The underlying word is eléos – I don’t know why they translate it as “pity” – the meaning is “to show mercy,” indicating a response roused by an underserved affliction in others. It denotes a kindness resulting from a relationship.
In our penitential rite we pray “Kyrie Eleison.” Lord have mercy. Eléos is the mercy that the Good Samaritan shows to the wounded, robbed person he had never met. Eléos is the word used to describe the Hebrew hesed – the mercy of God, divine mercy. In its original use, mercy/hesed/eléos was associated with requests of essential, vital help which the person is unable to attain by themselves. The one to whom the request is addressed is able to assist and must make the free moral choice to commit – not the action – but to the person in need – the willingness to enter into a relationship. Such is divine mercy, divine compassion – it is fundamentally about relationships.
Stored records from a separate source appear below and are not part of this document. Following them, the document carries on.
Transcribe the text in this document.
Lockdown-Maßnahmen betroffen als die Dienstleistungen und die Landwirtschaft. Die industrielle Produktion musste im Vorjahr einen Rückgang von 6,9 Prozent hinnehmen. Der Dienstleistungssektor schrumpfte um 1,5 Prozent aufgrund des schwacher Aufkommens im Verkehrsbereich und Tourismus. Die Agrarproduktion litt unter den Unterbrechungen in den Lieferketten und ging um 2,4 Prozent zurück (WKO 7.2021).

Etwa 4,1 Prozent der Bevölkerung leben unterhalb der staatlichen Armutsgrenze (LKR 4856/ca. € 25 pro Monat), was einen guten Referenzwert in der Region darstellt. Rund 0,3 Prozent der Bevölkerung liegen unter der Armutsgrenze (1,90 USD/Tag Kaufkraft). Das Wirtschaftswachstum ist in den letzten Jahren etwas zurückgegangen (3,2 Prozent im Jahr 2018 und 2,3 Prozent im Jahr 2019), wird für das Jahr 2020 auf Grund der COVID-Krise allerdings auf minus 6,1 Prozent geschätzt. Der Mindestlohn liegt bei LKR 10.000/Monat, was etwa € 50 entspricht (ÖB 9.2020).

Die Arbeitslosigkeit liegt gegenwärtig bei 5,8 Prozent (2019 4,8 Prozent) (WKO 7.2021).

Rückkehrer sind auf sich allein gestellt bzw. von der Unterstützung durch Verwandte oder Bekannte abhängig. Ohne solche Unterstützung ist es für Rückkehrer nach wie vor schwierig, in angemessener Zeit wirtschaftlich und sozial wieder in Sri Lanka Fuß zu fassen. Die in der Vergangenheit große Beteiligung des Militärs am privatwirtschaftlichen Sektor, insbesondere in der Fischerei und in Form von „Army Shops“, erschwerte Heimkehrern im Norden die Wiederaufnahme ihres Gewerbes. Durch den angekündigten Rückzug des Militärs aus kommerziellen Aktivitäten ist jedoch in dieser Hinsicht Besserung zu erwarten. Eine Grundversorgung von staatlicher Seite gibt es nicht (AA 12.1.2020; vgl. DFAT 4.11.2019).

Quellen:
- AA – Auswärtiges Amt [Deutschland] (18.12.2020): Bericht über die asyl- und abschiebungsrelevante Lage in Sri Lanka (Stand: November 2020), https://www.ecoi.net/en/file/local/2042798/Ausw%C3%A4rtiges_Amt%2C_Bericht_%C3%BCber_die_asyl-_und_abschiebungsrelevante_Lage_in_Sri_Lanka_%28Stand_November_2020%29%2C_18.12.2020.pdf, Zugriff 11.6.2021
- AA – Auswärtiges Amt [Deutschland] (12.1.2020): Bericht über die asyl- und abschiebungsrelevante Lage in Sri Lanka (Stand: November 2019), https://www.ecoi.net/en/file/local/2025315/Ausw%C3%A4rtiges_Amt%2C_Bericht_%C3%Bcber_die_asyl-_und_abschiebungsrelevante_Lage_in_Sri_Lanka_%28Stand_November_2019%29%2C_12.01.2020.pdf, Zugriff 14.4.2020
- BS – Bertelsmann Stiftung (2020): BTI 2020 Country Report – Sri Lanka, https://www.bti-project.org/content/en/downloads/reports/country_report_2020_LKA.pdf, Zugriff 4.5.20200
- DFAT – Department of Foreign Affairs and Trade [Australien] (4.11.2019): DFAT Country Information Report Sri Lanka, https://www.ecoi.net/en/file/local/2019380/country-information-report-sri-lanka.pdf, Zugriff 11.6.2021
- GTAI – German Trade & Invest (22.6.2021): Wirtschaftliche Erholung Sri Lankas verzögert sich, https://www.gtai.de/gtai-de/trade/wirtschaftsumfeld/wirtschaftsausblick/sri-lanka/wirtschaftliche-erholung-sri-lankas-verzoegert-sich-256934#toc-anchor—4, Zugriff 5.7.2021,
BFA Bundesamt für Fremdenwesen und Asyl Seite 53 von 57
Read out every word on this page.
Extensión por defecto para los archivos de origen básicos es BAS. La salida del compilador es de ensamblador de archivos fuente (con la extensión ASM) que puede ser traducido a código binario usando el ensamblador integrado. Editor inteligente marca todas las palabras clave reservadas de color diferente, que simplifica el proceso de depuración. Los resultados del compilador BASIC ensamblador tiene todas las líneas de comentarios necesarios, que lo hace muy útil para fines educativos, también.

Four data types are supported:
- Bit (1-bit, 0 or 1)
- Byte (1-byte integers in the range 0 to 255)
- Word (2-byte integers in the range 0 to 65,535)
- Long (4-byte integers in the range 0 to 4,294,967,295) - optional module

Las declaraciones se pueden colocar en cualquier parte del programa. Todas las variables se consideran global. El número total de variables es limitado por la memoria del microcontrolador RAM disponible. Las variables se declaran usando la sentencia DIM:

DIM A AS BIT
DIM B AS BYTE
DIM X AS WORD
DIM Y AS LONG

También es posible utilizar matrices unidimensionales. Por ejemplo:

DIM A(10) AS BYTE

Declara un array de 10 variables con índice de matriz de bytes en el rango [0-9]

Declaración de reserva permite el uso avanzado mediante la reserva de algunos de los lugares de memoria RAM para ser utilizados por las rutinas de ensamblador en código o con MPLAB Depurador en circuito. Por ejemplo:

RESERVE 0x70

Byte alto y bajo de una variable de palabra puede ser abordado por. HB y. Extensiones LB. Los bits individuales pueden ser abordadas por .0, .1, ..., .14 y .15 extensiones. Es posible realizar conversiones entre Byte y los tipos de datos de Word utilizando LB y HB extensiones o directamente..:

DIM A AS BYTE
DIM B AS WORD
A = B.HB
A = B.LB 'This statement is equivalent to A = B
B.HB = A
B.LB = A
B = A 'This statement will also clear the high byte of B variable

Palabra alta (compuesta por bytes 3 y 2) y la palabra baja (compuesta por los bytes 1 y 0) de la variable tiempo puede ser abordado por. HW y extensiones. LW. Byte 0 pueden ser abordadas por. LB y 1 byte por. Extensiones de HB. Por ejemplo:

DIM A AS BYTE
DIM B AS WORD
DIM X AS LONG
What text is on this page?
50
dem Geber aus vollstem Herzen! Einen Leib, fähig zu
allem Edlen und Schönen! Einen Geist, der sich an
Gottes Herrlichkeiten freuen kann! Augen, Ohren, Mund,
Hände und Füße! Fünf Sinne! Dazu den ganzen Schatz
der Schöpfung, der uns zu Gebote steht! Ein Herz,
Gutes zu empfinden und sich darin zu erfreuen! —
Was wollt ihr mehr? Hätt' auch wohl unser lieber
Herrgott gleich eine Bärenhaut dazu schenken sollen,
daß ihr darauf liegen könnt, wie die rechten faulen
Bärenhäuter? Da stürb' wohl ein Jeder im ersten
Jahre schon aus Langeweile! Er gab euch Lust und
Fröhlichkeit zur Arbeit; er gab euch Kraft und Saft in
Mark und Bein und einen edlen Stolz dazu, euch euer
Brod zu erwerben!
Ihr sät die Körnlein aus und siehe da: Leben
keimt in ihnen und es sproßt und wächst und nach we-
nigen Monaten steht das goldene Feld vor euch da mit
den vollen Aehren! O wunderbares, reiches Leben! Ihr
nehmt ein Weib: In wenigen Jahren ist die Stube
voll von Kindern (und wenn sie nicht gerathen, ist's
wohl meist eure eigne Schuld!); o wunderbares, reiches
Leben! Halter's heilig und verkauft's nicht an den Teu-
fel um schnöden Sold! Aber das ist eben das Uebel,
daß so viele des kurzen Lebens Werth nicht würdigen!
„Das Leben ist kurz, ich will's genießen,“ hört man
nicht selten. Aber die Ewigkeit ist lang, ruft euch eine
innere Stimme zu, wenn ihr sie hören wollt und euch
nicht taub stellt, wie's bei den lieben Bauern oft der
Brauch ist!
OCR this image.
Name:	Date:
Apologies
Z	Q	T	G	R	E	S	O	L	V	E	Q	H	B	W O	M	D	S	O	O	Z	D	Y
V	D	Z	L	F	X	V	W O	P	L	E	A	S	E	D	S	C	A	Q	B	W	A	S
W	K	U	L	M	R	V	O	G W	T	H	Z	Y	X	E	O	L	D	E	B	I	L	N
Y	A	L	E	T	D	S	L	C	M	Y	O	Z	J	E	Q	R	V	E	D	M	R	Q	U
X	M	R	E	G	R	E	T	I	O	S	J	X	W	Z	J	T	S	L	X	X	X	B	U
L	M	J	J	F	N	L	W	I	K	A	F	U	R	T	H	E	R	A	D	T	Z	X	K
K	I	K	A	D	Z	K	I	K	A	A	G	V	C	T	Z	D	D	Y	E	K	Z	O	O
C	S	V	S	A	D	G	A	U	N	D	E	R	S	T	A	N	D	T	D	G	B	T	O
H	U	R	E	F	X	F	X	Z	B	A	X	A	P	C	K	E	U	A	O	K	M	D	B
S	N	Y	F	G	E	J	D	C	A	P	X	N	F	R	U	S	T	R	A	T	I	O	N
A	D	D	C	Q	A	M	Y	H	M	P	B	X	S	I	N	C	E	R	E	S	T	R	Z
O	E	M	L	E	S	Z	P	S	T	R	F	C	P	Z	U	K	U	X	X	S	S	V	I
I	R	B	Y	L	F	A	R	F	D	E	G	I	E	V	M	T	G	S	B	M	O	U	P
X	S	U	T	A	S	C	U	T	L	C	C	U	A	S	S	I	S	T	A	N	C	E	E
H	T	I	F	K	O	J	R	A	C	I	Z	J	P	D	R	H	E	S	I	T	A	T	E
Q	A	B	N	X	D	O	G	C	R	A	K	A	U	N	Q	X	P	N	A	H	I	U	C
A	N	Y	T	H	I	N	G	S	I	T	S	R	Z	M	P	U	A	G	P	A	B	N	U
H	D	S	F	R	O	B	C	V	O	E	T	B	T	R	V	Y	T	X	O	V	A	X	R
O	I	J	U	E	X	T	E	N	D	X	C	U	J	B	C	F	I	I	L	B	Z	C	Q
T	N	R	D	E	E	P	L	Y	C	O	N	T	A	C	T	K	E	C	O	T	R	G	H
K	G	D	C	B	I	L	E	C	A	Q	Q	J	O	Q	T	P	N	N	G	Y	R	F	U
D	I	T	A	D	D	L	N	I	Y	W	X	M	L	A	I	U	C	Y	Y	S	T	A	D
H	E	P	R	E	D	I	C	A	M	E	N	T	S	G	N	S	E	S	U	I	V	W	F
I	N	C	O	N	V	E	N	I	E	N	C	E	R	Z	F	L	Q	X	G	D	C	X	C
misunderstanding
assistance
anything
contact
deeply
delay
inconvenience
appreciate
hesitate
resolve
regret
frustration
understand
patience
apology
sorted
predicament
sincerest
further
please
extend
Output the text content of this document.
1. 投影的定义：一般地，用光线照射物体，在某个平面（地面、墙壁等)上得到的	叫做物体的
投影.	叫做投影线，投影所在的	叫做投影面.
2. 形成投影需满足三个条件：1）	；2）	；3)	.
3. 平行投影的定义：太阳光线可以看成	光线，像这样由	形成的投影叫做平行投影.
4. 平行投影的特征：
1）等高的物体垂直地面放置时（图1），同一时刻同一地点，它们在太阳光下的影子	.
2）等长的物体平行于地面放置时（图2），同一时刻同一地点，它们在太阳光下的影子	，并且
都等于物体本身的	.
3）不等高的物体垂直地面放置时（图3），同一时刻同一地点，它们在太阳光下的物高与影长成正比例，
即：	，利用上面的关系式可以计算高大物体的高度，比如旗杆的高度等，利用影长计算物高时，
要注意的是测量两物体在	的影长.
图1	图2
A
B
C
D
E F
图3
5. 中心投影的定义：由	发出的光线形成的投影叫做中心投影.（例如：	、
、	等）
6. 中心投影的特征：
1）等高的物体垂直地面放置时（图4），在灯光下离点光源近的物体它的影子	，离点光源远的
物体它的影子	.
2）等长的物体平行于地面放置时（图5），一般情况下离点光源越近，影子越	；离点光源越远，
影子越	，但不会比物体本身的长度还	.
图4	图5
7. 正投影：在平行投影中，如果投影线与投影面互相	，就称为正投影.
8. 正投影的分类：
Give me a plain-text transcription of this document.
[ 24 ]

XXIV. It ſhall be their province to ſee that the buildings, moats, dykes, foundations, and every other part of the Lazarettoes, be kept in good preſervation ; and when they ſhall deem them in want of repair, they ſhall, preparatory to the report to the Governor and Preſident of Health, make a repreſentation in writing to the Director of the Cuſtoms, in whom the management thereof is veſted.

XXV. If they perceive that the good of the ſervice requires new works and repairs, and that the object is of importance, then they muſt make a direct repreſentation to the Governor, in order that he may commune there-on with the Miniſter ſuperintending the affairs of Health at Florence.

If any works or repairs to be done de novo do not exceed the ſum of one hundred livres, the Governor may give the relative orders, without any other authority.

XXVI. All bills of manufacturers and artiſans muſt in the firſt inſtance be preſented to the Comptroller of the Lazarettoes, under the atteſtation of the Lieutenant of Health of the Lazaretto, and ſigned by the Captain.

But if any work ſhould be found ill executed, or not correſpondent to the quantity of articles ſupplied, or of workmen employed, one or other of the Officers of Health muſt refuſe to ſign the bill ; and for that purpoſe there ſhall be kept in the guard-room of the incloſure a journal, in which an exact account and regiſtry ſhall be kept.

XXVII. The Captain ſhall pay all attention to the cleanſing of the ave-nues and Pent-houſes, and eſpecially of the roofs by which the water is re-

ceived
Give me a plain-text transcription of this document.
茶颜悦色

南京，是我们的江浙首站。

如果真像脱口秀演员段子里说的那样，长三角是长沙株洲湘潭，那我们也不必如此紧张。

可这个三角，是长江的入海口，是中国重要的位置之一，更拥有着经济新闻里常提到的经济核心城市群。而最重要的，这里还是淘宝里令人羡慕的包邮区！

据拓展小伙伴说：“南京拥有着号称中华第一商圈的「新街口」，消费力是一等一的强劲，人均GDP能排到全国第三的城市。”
A relationship of mercy that is so much more than pity. Allowing some poetic license …there is no pity in God …there is only merciful compassion. A mercy which forgives – not because we are good, but because God is good. A mercy which loves – because God is good. A mercy which is not limited, not a scarce resource, but a mercy which is infinite – a fountain fullness, overflowing of grace into our world, into our lives.
The suffering, troubled and poor of Prince William County, our state, our nation and our world do not need our pity. They need the divine, merciful compassion Jesus bestows on Bartimeus. In this time and place, we are the conduits of that Divine Mercy and Compassion into this world.